Enquanto a crise de 2008 abortou o início das reformas, com Pequim executando o maior programa fiscal da época (ao redor de 20% do PIB), logo em seguida se começou um processo de reformas graduais para diminuir as distorções do modelo de crescimento vigente (processo que levou a uma queda de crescimento da economia chinesa que teve impactos negativos crescentes em várias economias emergentes, inclusive o Brasil a partir de 2011).
Quando Xi Jinping chega ao poder, a especulação era que ele seria um líder reformista, mas não foi isso que imediatamente aconteceu.

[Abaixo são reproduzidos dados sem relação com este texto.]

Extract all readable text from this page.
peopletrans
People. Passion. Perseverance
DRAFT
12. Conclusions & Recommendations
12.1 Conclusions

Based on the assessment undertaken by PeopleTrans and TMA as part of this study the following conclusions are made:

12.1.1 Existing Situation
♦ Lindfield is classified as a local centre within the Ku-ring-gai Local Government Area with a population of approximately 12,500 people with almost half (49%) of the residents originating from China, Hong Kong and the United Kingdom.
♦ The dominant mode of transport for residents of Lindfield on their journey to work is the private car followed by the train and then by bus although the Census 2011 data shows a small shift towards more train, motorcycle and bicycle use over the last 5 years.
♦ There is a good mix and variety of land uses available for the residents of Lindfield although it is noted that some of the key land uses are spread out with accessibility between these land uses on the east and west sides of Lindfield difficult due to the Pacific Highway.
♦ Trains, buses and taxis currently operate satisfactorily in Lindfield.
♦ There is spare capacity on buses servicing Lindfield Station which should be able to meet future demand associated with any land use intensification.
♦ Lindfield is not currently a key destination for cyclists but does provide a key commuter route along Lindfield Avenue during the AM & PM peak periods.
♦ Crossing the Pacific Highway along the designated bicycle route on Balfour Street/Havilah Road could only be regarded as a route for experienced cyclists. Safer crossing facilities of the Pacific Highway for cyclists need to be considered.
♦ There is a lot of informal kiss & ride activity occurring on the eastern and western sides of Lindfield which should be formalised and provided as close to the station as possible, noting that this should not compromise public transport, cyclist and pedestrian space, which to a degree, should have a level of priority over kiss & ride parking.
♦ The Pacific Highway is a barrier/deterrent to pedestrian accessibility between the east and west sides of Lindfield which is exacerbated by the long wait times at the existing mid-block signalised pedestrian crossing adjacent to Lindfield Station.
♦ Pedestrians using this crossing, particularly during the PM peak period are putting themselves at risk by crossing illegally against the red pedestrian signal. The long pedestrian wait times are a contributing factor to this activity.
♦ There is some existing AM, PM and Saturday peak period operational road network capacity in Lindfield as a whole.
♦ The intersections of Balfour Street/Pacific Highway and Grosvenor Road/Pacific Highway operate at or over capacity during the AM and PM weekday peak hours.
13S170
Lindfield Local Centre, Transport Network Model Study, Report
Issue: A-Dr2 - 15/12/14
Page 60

Suas prioridades imediatas foram uma forte campanha anticorrupção, fortalecimento do setor estatal, e um posicionamento geopolítico mais assertivo em relação aos EUA, especialmente depois do movimento paralelo no mesmo sentido do governo Trump.
Passando os quinze anos desde que o modelo econômico foi julgado como insustentável, o bem da verdade é que a estratégia de ajustes graduais teve sucesso limitado. Enquanto é verdade que houve alguns avanços, a economia chinesa hoje ainda demonstra excesso de alavancagem e crescentes disparidades sociais, entre outros males.
É nesse contexto que devemos entender a “prosperidade comum”. Prestes a pleitear um inédito terceiro mandato, quebrando o paradigma implementado por Deng de alternância de poder dentro do Partido, Xi se vê na posição de se justificar lançando um acelerado programa de reformas para atacar o que ele vê como ameaças futuras à estabilidade econômica e social da China. A “prosperidade comum” não é somente mais uma (das várias) campanhas políticas do Partido; devemos a ver como a própria justificativa para o inédito terceiro mandato de Xi.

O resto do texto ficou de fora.